Introductions are a fact of life. They can be absolutely inane, unmemorable to the point of almost nonexistance, but they are always there. Most songs fit into that general category; at first there’s silence and then there’s the song. If you’re lucky you get a faux intro (i’m a total sucker for the vesitigal stick count off, or the breif moment of band-banter), or a few bars of intro, but most songs lack a killer first line. Which is perhaps why, when a song really does introduce itself, it rings something special to me.
The Cavalry Cross has an intro so entirely important, it takes up almost a quarter of the track’s running time. Richard Thompson is not a noodler, so one must wonder why he starts off this grey, damp gunpowder song with a guitar solo. Although “solo” is probably the wrong word; while the guitar is the focus for the song’s first minute, it doesn’t sound anything like a guitar solo. It sounds like a person, a voice writhing and explaining. It sounds hyperextended, warbling between excstacy and pain. And then when it ends, because it is all a Richard Thompson song, and this is a man with real humor about the whole thing, he takes this miraculous guitar sound and slashes it to silence with a breif c chord. And immidiately, the song begins.
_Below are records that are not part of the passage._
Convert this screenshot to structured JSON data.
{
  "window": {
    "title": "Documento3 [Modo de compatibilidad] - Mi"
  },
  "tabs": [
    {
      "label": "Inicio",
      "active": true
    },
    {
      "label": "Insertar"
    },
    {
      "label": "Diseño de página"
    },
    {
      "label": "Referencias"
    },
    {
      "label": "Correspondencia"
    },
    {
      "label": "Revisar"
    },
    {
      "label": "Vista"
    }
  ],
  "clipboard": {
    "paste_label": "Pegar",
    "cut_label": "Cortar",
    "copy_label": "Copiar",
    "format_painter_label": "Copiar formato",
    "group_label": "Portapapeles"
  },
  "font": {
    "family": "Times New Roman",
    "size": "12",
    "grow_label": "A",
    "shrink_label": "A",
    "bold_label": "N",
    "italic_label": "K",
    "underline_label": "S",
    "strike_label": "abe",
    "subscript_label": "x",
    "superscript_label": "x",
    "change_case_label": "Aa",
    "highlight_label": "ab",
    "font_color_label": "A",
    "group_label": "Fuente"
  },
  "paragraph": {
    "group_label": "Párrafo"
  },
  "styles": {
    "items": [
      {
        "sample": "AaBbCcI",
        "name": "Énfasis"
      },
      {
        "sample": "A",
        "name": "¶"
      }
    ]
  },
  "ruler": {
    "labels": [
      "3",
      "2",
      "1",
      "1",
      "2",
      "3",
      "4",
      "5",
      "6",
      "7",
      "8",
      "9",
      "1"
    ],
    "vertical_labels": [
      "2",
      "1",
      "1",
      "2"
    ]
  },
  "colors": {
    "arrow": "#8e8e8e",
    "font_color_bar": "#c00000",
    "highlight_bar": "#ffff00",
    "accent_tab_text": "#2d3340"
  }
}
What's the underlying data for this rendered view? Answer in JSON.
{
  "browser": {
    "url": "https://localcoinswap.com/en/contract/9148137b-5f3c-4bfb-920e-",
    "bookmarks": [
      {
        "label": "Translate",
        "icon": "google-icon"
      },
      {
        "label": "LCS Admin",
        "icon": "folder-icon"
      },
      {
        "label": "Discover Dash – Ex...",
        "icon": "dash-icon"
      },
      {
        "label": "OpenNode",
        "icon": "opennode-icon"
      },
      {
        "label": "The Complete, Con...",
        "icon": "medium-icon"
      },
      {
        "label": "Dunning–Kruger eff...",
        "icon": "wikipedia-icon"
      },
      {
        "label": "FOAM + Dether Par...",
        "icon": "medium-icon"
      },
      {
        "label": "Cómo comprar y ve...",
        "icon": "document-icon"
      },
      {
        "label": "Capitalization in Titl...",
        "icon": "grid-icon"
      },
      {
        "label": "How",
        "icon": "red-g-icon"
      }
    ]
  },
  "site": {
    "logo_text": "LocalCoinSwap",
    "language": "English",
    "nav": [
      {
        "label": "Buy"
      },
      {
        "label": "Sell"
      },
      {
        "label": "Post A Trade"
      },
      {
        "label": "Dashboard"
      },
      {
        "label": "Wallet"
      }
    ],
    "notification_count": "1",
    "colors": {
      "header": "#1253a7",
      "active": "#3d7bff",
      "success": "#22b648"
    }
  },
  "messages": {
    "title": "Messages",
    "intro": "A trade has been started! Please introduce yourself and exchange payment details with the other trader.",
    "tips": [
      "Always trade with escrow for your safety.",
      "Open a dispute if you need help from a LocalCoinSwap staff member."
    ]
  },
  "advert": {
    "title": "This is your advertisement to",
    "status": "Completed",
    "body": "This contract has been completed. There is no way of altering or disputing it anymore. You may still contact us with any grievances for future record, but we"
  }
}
As far as I can tell, bob dylan has only laughed once. And it wasn’t with you, it was at you. The introduction to Bob Dylan’s 115th Dream is one of my moments in recorded music. Dylan starts playing the song, gets through the first line, and then cracks. And can’t stop. Of course, the reason he’s laughing is because his band didn’t start along with him, but it’s such a deep caustic laughter, and it’s so much deeper than just a botched opener. He’s laughing at you because you expected an acoustic rambling man tale like “Motorpsycho Nightmare” from Another Side, and he’s laughing at you because you’re probably not going to take the song seriously enough, but then you’ll know it like gospel. He’s laughing because he already knows the lyrics, so he knows what the tombstone reads at the end. I remember having a conversation with the single most Dylan obsessesd friend i’ve ever known, and telling him that I loved the song so deeply because it was Dylan at his most honest and least guarded. I still love the song, but after a few years, I think it’s the opposite. Those 26 seconds are dylan getting his fists up first and chasing the air our of your stomach.
Sorry for the delay in posts. I got kidnapped by chicago for a while. It won’t happen again.